Subsystem Descriptions, Job Queues, and Job Descriptions

In order to run your target system as an exact duplicate of your production partition, all of your CBU subsystem descriptions, job queues, and job descriptions must match their production system counterparts. For example, some batch processes may be set up to submit specific jobs to specific job queues that are attached to specific subsystems. If the job queues used on the production subsystem aren’t present on the CBU, the job will not be submitted. Similarly, if the job queues on the CBU aren’t associated with the same subsystems on the production system, jobs may be submitted to a job queue in the target CBU system but the job may not run in its intended subsystem or it may not run at all.

Job descriptions are slightly different but the idea is the same. Submitted jobs rely on job descriptions to retrieve their job priority, output priority, initial library list, and other job parameters. If the job descriptions on the CBU aren’t exactly the same as the job descriptions on the production box, submitted jobs may fail or run with the wrong parameters.
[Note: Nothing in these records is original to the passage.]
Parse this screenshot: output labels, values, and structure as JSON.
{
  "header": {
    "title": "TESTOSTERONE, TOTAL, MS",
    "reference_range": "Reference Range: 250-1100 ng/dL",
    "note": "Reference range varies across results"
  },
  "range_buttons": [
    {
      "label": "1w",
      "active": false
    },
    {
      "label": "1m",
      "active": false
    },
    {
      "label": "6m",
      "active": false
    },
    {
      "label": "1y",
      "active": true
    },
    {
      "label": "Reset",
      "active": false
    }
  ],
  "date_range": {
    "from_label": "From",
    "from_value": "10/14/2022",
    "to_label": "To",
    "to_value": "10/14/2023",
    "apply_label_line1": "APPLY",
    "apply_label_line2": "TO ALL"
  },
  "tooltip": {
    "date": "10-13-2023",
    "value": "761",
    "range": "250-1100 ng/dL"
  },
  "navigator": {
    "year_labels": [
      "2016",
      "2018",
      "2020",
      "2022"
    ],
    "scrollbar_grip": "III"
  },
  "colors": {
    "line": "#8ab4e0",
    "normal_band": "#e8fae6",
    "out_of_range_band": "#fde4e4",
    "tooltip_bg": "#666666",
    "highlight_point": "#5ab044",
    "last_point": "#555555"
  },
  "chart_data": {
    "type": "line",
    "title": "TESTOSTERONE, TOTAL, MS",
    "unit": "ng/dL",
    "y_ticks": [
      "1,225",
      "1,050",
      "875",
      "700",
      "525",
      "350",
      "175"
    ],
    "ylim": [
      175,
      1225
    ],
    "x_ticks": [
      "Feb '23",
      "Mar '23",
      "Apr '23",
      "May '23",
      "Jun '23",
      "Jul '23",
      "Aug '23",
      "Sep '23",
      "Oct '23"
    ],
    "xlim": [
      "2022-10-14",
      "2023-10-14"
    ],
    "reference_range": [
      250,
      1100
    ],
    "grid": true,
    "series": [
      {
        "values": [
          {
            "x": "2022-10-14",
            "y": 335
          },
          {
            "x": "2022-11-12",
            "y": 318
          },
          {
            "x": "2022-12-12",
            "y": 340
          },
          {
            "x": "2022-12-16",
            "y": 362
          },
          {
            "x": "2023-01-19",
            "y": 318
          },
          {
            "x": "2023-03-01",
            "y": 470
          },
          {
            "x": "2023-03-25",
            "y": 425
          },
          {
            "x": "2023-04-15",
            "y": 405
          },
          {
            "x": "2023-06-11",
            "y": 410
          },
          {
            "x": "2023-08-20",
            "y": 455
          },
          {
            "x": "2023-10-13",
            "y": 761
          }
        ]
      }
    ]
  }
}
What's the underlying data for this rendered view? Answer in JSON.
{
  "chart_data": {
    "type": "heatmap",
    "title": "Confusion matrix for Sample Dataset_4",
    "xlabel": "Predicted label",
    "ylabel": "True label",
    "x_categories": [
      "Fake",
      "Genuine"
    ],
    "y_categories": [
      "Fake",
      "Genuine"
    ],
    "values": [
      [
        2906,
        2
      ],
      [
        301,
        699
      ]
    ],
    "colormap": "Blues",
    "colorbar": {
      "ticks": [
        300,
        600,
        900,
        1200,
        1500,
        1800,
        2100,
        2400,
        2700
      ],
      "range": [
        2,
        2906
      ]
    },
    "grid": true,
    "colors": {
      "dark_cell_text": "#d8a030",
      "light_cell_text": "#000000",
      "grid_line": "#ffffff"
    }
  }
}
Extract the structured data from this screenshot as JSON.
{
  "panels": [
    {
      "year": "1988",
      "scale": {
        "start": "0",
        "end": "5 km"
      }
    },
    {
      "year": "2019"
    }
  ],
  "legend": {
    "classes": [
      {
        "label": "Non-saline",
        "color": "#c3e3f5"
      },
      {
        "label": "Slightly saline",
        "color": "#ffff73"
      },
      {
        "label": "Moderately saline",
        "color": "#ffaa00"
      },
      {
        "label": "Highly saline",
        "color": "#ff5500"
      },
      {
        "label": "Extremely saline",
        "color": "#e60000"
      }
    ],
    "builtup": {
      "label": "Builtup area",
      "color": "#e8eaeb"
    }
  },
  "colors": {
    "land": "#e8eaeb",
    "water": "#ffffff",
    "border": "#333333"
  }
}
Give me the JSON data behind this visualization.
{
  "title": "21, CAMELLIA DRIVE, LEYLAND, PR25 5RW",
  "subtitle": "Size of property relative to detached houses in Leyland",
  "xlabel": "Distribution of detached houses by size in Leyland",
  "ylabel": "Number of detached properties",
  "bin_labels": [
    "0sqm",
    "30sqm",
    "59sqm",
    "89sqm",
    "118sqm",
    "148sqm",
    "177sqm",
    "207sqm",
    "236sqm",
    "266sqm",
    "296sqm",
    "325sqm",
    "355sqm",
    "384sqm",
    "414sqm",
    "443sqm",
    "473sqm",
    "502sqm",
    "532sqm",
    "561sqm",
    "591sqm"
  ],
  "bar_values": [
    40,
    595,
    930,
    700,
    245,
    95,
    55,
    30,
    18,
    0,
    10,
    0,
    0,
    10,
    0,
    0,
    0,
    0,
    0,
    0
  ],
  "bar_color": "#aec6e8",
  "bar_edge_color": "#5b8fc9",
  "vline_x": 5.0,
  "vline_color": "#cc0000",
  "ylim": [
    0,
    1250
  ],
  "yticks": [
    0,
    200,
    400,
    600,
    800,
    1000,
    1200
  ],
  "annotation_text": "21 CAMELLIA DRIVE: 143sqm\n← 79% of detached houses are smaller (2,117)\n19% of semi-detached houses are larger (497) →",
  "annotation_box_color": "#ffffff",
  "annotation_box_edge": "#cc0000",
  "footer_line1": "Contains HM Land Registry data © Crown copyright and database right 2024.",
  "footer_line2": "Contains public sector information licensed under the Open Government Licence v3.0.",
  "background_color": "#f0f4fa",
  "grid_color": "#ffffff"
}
Here are the rules of thumb for making sure that all the correct job descriptions, job queues, and subsystem descriptions are the same on both systems.

If any of these objects reside in a production library that is being replicated (i.e., a third-party application library), they will be correct on the target system unless you have excluded any of these objects from replication.
If any of the objects reside in a library that is not being replicated, it’s up to you to make sure that all the right objects with all the right properties are present on both systems. You can ensure that the job queues, subsystem descriptions, and job descriptions are the same on both systems by either including them in your replication lists or by manually checking the objects on one system against the other system. However, be careful with any objects that reside in IBM ‘Q’ libraries, such as the QBATCH subsystem description that generally resides in QSYS. Your replication software may not be set up to replicate objects in QSYS or other IBM libraries.

IBM Licensed Programs

CBU failover scenarios can become complicated if different IBM licensed programs are loaded on your target system than on your CBU system. Some software packages may need various IBM licensed programs or options to work (such as the Portable Applications Solution Environment, the CCA Cryptographic Service Provider, or the Java Developer Kit). If these packages aren’t available for a failover, critical applications could refuse to run or incorrectly run.

As you’re setting up your CBU, audit the IBM licensed programs on the source system against the IBM licensed programs on the CBU. You can do this by running the Display Software Resources (DSPSFWRSC) command on both machines and comparing the results. In general, any IBM licensed program or option that is present on the source machine should also be present on the target machine. If it isn’t, make arrangements to load them on the target machine (along with relevant PTFs) and call IBM for license keys for each package, as needed. The success of your CBU failover scenarios may depend on having the correct IBM products loaded.

Beyond Basic Replication

While the tips in this article won’t solve all your high availability failover problems, they will alert you to some issues that may not have been readily apparent when you first set up your CBU. Remember, you’ll learn something new every time you failover production processing to a CBU. Use these tips and your own experience as a way to improve your high availability solution, even if you never have to use it in a disaster.